With one of the strongest economies in Europe, Hungary offers its families abundant opportunities to support themselves. The roster of family-promoting benefits and tax incentives form a platform for households to grow from. By contrast, the inequality-oriented welfare state that the EU has in mind would give benefits to individuals and families based solely on their economic status; the goal would be to elevate their standard of living, not to encourage them to grow as a family and become financially successful.
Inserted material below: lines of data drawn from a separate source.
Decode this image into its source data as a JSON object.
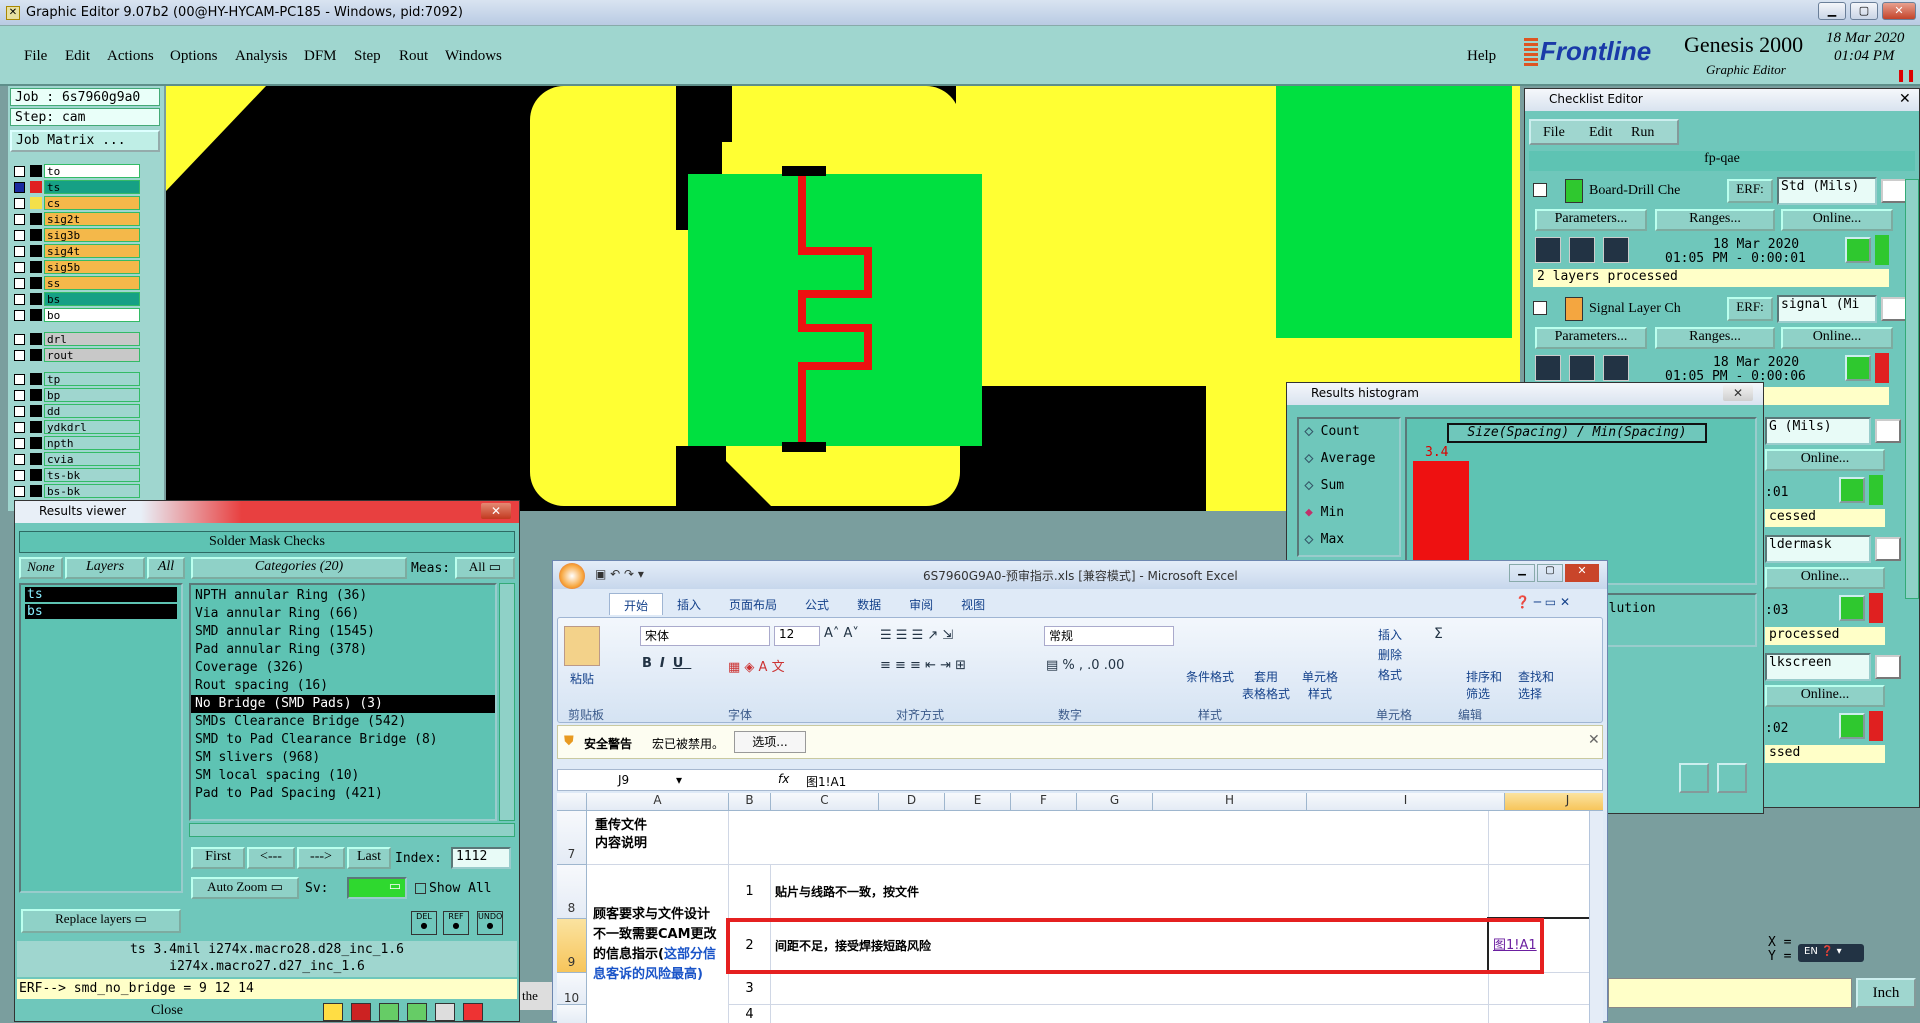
{
  "window": {
    "title": "Graphic Editor 9.07b2 (00@HY-HYCAM-PC185 - Windows, pid:7092)"
  },
  "menu": {
    "items": [
      "File",
      "Edit",
      "Actions",
      "Options",
      "Analysis",
      "DFM",
      "Step",
      "Rout",
      "Windows"
    ],
    "help": "Help"
  },
  "brand": {
    "logo": "Frontline",
    "product": "Genesis 2000",
    "subtitle": "Graphic Editor",
    "date": "18 Mar 2020",
    "time": "01:04 PM"
  },
  "job": {
    "job_label": "Job : 6s7960g9a0",
    "step_label": "Step: cam",
    "matrix_button": "Job Matrix ..."
  },
  "layers": [
    {
      "name": "to",
      "color": "#ffffff",
      "swatch": "#000000",
      "checked": false
    },
    {
      "name": "ts",
      "color": "#16a085",
      "swatch": "#e02020",
      "checked": true
    },
    {
      "name": "cs",
      "color": "#f4b84a",
      "swatch": "#f4e04a",
      "checked": false
    },
    {
      "name": "sig2t",
      "color": "#f4b84a",
      "swatch": "#000000",
      "checked": false
    },
    {
      "name": "sig3b",
      "color": "#f4b84a",
      "swatch": "#000000",
      "checked": false
    },
    {
      "name": "sig4t",
      "color": "#f4b84a",
      "swatch": "#000000",
      "checked": false
    },
    {
      "name": "sig5b",
      "color": "#f4b84a",
      "swatch": "#000000",
      "checked": false
    },
    {
      "name": "ss",
      "color": "#f4b84a",
      "swatch": "#000000",
      "checked": false
    },
    {
      "name": "bs",
      "color": "#16a085",
      "swatch": "#000000",
      "checked": false
    },
    {
      "name": "bo",
      "color": "#ffffff",
      "swatch": "#000000",
      "checked": false
    }
  ],
  "layers_drill": [
    {
      "name": "drl",
      "color": "#c8c8c8"
    },
    {
      "name": "rout",
      "color": "#c8c8c8"
    }
  ],
  "layers_misc": [
    {
      "name": "tp"
    },
    {
      "name": "bp"
    },
    {
      "name": "dd"
    },
    {
      "name": "ydkdrl"
    },
    {
      "name": "npth"
    },
    {
      "name": "cvia"
    },
    {
      "name": "ts-bk"
    },
    {
      "name": "bs-bk"
    }
  ],
  "results_viewer": {
    "title": "Results viewer",
    "header": "Solder Mask Checks",
    "none_label": "None",
    "layers_label": "Layers",
    "all_label": "All",
    "categories_label": "Categories (20)",
    "meas_label": "Meas:",
    "meas_value": "All",
    "layers": [
      "ts",
      "bs"
    ],
    "categories": [
      "NPTH annular Ring (36)",
      "Via annular Ring (66)",
      "SMD annular Ring (1545)",
      "Pad annular Ring (378)",
      "Coverage (326)",
      "Rout spacing (16)",
      "No Bridge (SMD Pads) (3)",
      "SMDs Clearance Bridge (542)",
      "SMD to Pad Clearance Bridge (8)",
      "SM slivers (968)",
      "SM local spacing (10)",
      "Pad to Pad Spacing (421)"
    ],
    "selected_index": 6,
    "nav": {
      "first": "First",
      "prev": "<---",
      "next": "--->",
      "last": "Last",
      "index_label": "Index:",
      "index_value": "1112"
    },
    "auto_zoom": "Auto Zoom",
    "sv_label": "Sv:",
    "show_all": "Show All",
    "replace_layers": "Replace layers",
    "icon_labels": {
      "del": "DEL",
      "ref": "REF",
      "undo": "UNDO"
    },
    "status_line1": "ts 3.4mil  i274x.macro28.d28_inc_1.6",
    "status_line2": "i274x.macro27.d27_inc_1.6",
    "erf_line": "ERF--> smd_no_bridge = 9 12 14",
    "close": "Close"
  },
  "checklist": {
    "title": "Checklist Editor",
    "menu": [
      "File",
      "Edit",
      "Run"
    ],
    "name": "fp-qae",
    "rows": [
      {
        "label": "Board-Drill Che",
        "erf_label": "ERF:",
        "erf_value": "Std (Mils)",
        "date": "18 Mar 2020",
        "time": "01:05 PM - 0:00:01",
        "status": "2 layers processed",
        "status_color": "#2fc82f"
      },
      {
        "label": "Signal Layer Ch",
        "erf_label": "ERF:",
        "erf_value": "signal (Mi",
        "date": "18 Mar 2020",
        "time": "01:05 PM - 0:00:06",
        "status": "",
        "status_color": "#e02020"
      }
    ],
    "params_label": "Parameters...",
    "ranges_label": "Ranges...",
    "online_label": "Online...",
    "partial": [
      {
        "erf_value": "G (Mils)",
        "time": ":01",
        "status": "cessed",
        "color": "#2fc82f"
      },
      {
        "erf_value": "ldermask",
        "time": ":03",
        "status": "processed",
        "color": "#e02020"
      },
      {
        "erf_value": "lkscreen",
        "time": ":02",
        "status": "ssed",
        "color": "#e02020"
      }
    ]
  },
  "histogram": {
    "title": "Results histogram",
    "options": [
      "Count",
      "Average",
      "Sum",
      "Min",
      "Max"
    ],
    "selected": "Min",
    "graph_title": "Size(Spacing) / Min(Spacing)",
    "bar_label": "3.4",
    "resolution_label": "solution"
  },
  "excel": {
    "title": "6S7960G9A0-预审指示.xls [兼容模式] - Microsoft Excel",
    "tabs": [
      "开始",
      "插入",
      "页面布局",
      "公式",
      "数据",
      "审阅",
      "视图"
    ],
    "groups": [
      "剪贴板",
      "字体",
      "对齐方式",
      "数字",
      "样式",
      "单元格",
      "编辑"
    ],
    "paste": "粘贴",
    "font_name": "宋体",
    "font_size": "12",
    "number_format": "常规",
    "style_buttons": [
      "条件格式",
      "套用\n表格格式",
      "单元格\n样式"
    ],
    "cell_buttons": [
      "插入",
      "删除",
      "格式"
    ],
    "edit_buttons": [
      "排序和\n筛选",
      "查找和\n选择"
    ],
    "security_label": "安全警告",
    "security_msg": "宏已被禁用。",
    "security_button": "选项...",
    "name_box": "J9",
    "formula": "图1!A1",
    "columns": [
      "A",
      "B",
      "C",
      "D",
      "E",
      "F",
      "G",
      "H",
      "I",
      "J"
    ],
    "row7_label": "重传文件\n内容说明",
    "rowA_label": "顾客要求与文件设计不一致需要CAM更改的信息指示(",
    "rowA_blue": "这部分信息客诉的风险最高)",
    "rows": [
      {
        "num": "7"
      },
      {
        "num": "8",
        "b": "1",
        "text": "贴片与线路不一致，按文件"
      },
      {
        "num": "9",
        "b": "2",
        "text": "间距不足，接受焊接短路风险",
        "link": "图1!A1"
      },
      {
        "num": "10",
        "b": "3",
        "text": ""
      },
      {
        "num": "",
        "b": "4",
        "text": ""
      }
    ]
  },
  "bottom": {
    "the": "the",
    "unit": "Inch",
    "x_label": "X =",
    "y_label": "Y =",
    "ime": "EN"
  }
}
If the European Union had the muscle to do it, they would in all likelihood force Hungary to change its welfare state per the EU’s ideological directive. This would force Hungarian taxpayers to fund the socialist goal of redistribution of income instead of conservative encouragement of family formation and growth. So far, the EU does not have the power to exercise such ideological enforcement, but as the new profits-tax idea suggests, Brussels is working hard on building a bully pulpit from which it can ‘encourage’ member states to comply with its ideological directives.
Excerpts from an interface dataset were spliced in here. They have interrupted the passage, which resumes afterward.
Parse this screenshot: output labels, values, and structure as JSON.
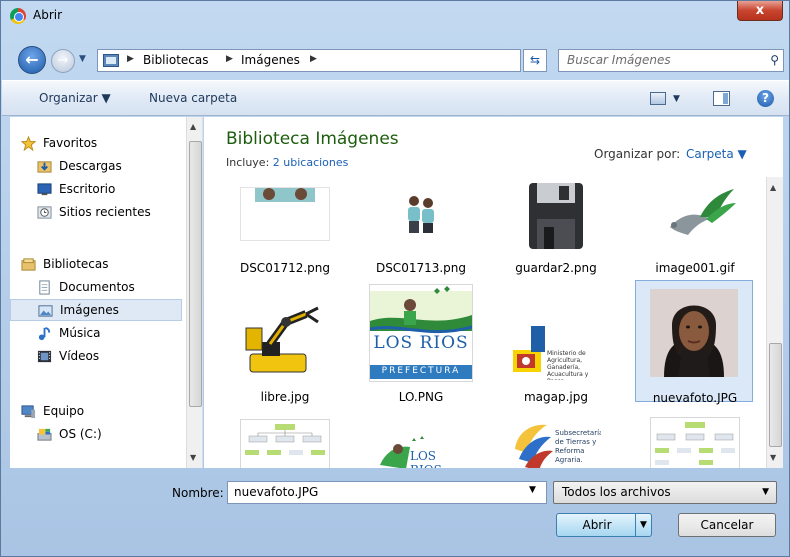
{
  "window": {
    "title": "Abrir",
    "close_glyph": "x"
  },
  "address": {
    "crumbs": [
      "Bibliotecas",
      "Imágenes"
    ],
    "search_placeholder": "Buscar Imágenes"
  },
  "toolbar": {
    "organize": "Organizar ▼",
    "new_folder": "Nueva carpeta"
  },
  "nav": {
    "favorites_label": "Favoritos",
    "favorites": [
      "Descargas",
      "Escritorio",
      "Sitios recientes"
    ],
    "libraries_label": "Bibliotecas",
    "libraries": [
      "Documentos",
      "Imágenes",
      "Música",
      "Vídeos"
    ],
    "selected": "Imágenes",
    "computer_label": "Equipo",
    "computer": [
      "OS (C:)"
    ]
  },
  "content": {
    "title": "Biblioteca Imágenes",
    "includes_prefix": "Incluye:",
    "includes_link": "2 ubicaciones",
    "arrange_label": "Organizar por:",
    "arrange_value": "Carpeta ▼",
    "files": [
      {
        "name": "DSC01712.png",
        "icon": "people-photo-icon"
      },
      {
        "name": "DSC01713.png",
        "icon": "people-photo-icon"
      },
      {
        "name": "guardar2.png",
        "icon": "floppy-disk-icon"
      },
      {
        "name": "image001.gif",
        "icon": "dove-logo-icon"
      },
      {
        "name": "libre.jpg",
        "icon": "robot-arm-icon"
      },
      {
        "name": "LO.PNG",
        "icon": "los-rios-logo-icon"
      },
      {
        "name": "magap.jpg",
        "icon": "magap-logo-icon"
      },
      {
        "name": "nuevafoto.JPG",
        "icon": "portrait-photo-icon"
      },
      {
        "name": "",
        "icon": "diagram-thumb-icon"
      },
      {
        "name": "",
        "icon": "los-rios-logo-icon"
      },
      {
        "name": "",
        "icon": "subsecretaria-logo-icon"
      },
      {
        "name": "",
        "icon": "diagram-thumb-icon"
      }
    ],
    "selected_file": "nuevafoto.JPG"
  },
  "logos": {
    "los_rios": "LOS RIOS",
    "prefectura": "PREFECTURA",
    "magap_text": "Ministerio de Agricultura, Ganadería, Acuacultura y Pesca",
    "subsecretaria": "Subsecretaría de Tierras y Reforma Agraria."
  },
  "footer": {
    "name_label": "Nombre:",
    "name_value": "nuevafoto.JPG",
    "filter_value": "Todos los archivos",
    "open_button": "Abrir",
    "cancel_button": "Cancelar"
  },
  "colors": {
    "title_green": "#1e5d0e",
    "link_blue": "#1a5fb4",
    "selection": "#dbe8f7"
  }
}
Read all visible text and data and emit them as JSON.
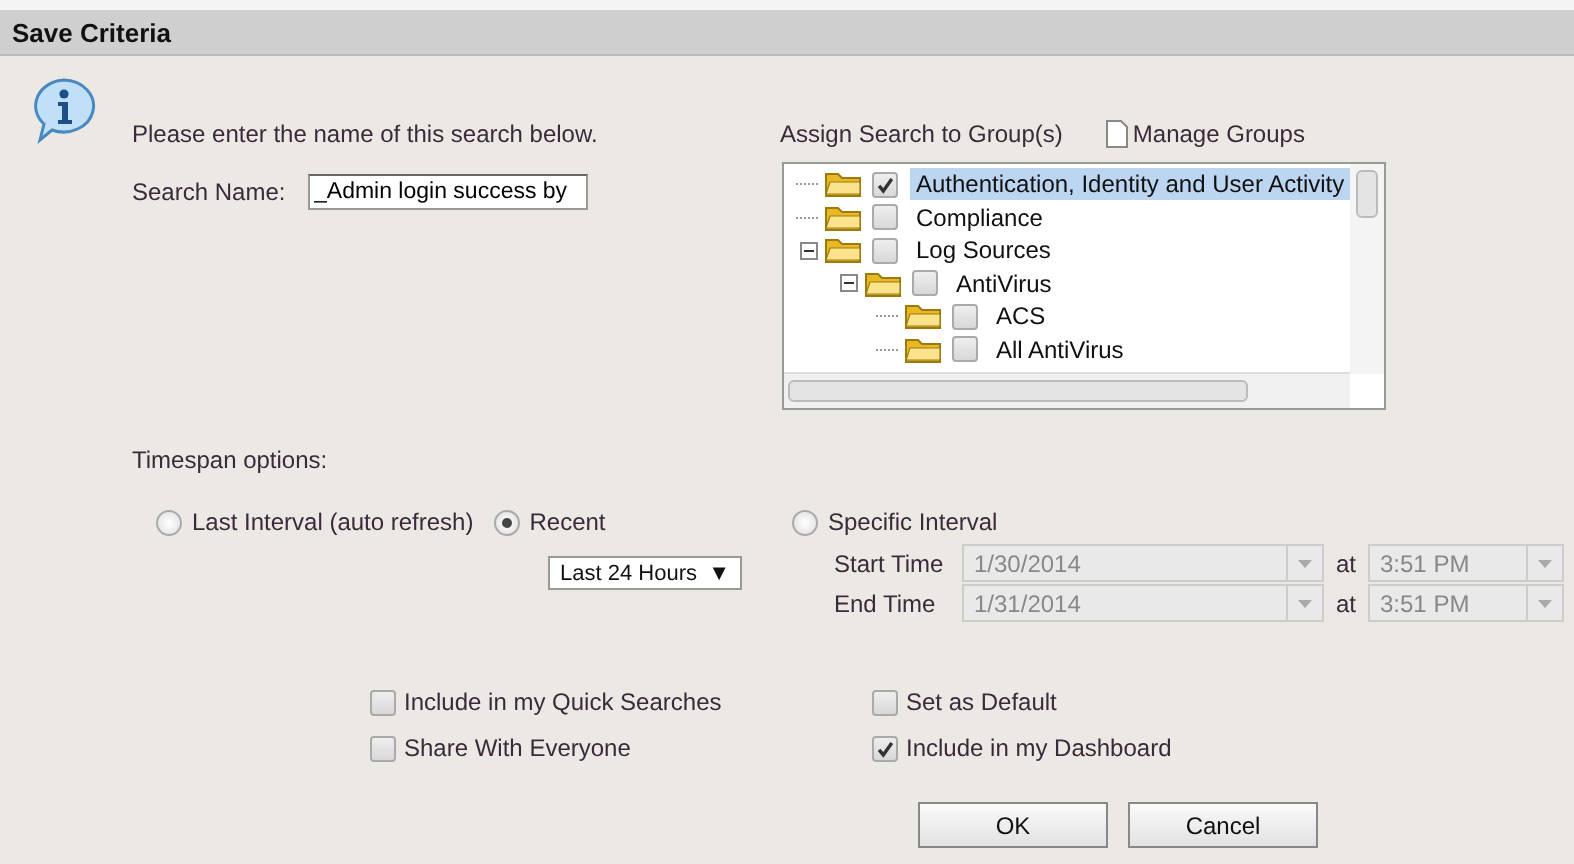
{
  "dialog": {
    "title": "Save Criteria"
  },
  "prompt": "Please enter the name of this search below.",
  "search_name": {
    "label": "Search Name:",
    "value": "_Admin login success by"
  },
  "groups": {
    "label": "Assign Search to Group(s)",
    "manage_link": "Manage Groups",
    "tree": [
      {
        "label": "Authentication, Identity and User Activity",
        "checked": true,
        "selected": true
      },
      {
        "label": "Compliance",
        "checked": false,
        "selected": false
      },
      {
        "label": "Log Sources",
        "checked": false,
        "selected": false,
        "expanded": true,
        "children": [
          {
            "label": "AntiVirus",
            "checked": false,
            "selected": false,
            "expanded": true,
            "children": [
              {
                "label": "ACS",
                "checked": false,
                "selected": false
              },
              {
                "label": "All AntiVirus",
                "checked": false,
                "selected": false
              }
            ]
          }
        ]
      }
    ]
  },
  "timespan": {
    "label": "Timespan options:",
    "options": [
      {
        "label": "Last Interval (auto refresh)",
        "selected": false
      },
      {
        "label": "Recent",
        "selected": true
      },
      {
        "label": "Specific Interval",
        "selected": false
      }
    ],
    "recent_select": {
      "value": "Last 24 Hours",
      "arrow": "▼"
    },
    "interval_rows": [
      {
        "label": "Start Time",
        "date": "1/30/2014",
        "at": "at",
        "time": "3:51 PM",
        "disabled": true
      },
      {
        "label": "End Time",
        "date": "1/31/2014",
        "at": "at",
        "time": "3:51 PM",
        "disabled": true
      }
    ]
  },
  "options_left": [
    {
      "label": "Include in my Quick Searches",
      "checked": false
    },
    {
      "label": "Share With Everyone",
      "checked": false
    }
  ],
  "options_right": [
    {
      "label": "Set as Default",
      "checked": false
    },
    {
      "label": "Include in my Dashboard",
      "checked": true
    }
  ],
  "buttons": [
    "OK",
    "Cancel"
  ]
}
American fiscal practices have advanced much further in this arena. As I explained already 15 years ago (“Federal Funds and State Fiscal Independence”, Heritage Backgrounder No. 2136, May 2008), U.S. states have grown increasingly dependent on federal funds over the past 60 years. According to the most recent state expenditure report from the National Association of State Budget Officers, in 2021, federal funds paid for 40% of all spending by state governments. That share fell to 38% in 2022, thanks only to an 18% increase in general-fund spending by the states.
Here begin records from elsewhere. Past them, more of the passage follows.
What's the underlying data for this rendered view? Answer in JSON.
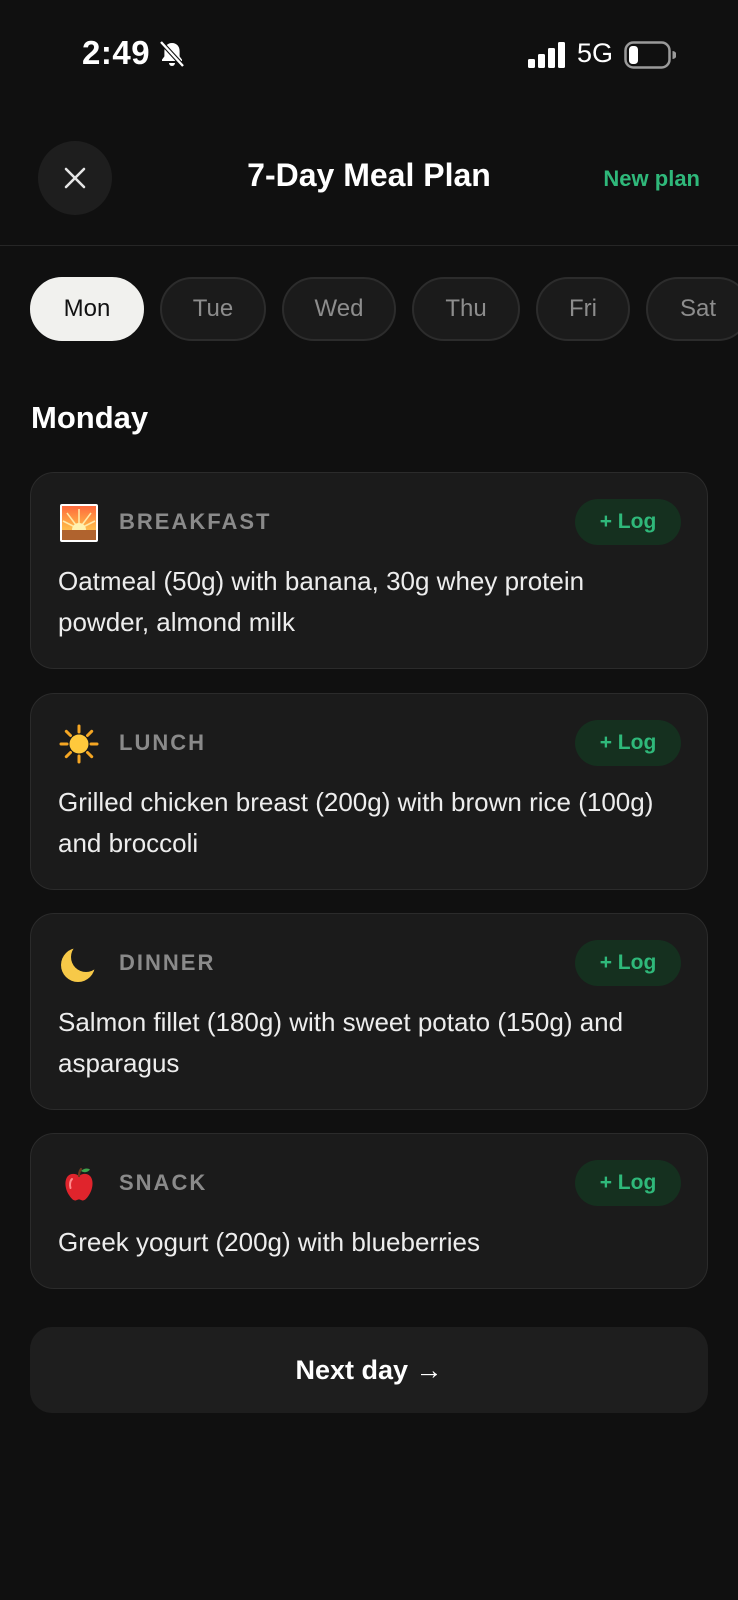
{
  "status": {
    "time": "2:49",
    "network": "5G"
  },
  "header": {
    "title": "7-Day Meal Plan",
    "new_plan_label": "New plan"
  },
  "days": [
    {
      "label": "Mon",
      "active": true
    },
    {
      "label": "Tue",
      "active": false
    },
    {
      "label": "Wed",
      "active": false
    },
    {
      "label": "Thu",
      "active": false
    },
    {
      "label": "Fri",
      "active": false
    },
    {
      "label": "Sat",
      "active": false
    }
  ],
  "day_heading": "Monday",
  "meals": [
    {
      "type": "BREAKFAST",
      "icon": "sunrise-icon",
      "log_label": "+ Log",
      "description": "Oatmeal (50g) with banana, 30g whey protein powder, almond milk"
    },
    {
      "type": "LUNCH",
      "icon": "sun-icon",
      "log_label": "+ Log",
      "description": "Grilled chicken breast (200g) with brown rice (100g) and broccoli"
    },
    {
      "type": "DINNER",
      "icon": "crescent-moon-icon",
      "log_label": "+ Log",
      "description": "Salmon fillet (180g) with sweet potato (150g) and asparagus"
    },
    {
      "type": "SNACK",
      "icon": "apple-icon",
      "log_label": "+ Log",
      "description": "Greek yogurt (200g) with blueberries"
    }
  ],
  "next_day_label": "Next day →",
  "colors": {
    "background": "#101010",
    "card": "#1b1b1b",
    "accent": "#2fb87a",
    "accent_bg": "#15301f",
    "active_tab": "#f1f1ee"
  }
}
For every program that the federal government supports with state-directed funds, it attaches strings directing how the programs are supposed to be run and what their goals are. States are then forced to contribute so-called matching funds to secure a continued inflow of federal funds. Of the $537 billion that the states spend on education for kids from kindergarten through 12th grade, 22% comes from the federal government. Medicaid, a health insurance program for lower-income families, is run by the states but 68% of the funds come from the federal government.
Formally, all the programs that are co-funded by the federal government are voluntary for the states. In practice, not a single state has made any effort to pull out of the programs. Instead, they have gradually become more dependent on federal money to provide social benefits that their residents have come to take for granted. Yet, due to the profuse presence of federal funding, these programs are designed and executed according to templates drawn up by policymakers and government administrators in Washington, D.C. Local innovation is limited and discouraged by the construction of the programs; a reform model that I developed ten years ago resonated in important legislative circles but never gained any traction.
When government appropriations are used explicitly for authoritarian purposes, it is valid to speak of ‘fiscal authoritarianism.’ The authoritarian component is reinforced by the fact that in all three examples given here, a one-size-fits-all model is used to govern a welfare state. Inevitably, this results in the loss of policy innovation through ideological monopolization. It ends or minimizes local influence, making it difficult to adapt programs to local needs.
Last but not least, there is an unsound centralization of powers in the hands of distant bureaucrats. Combined with the lack of jurisdictional competition—there is only one authority that can define the programs—this build-up of centralized power easily expands the authoritarian nature of these programs.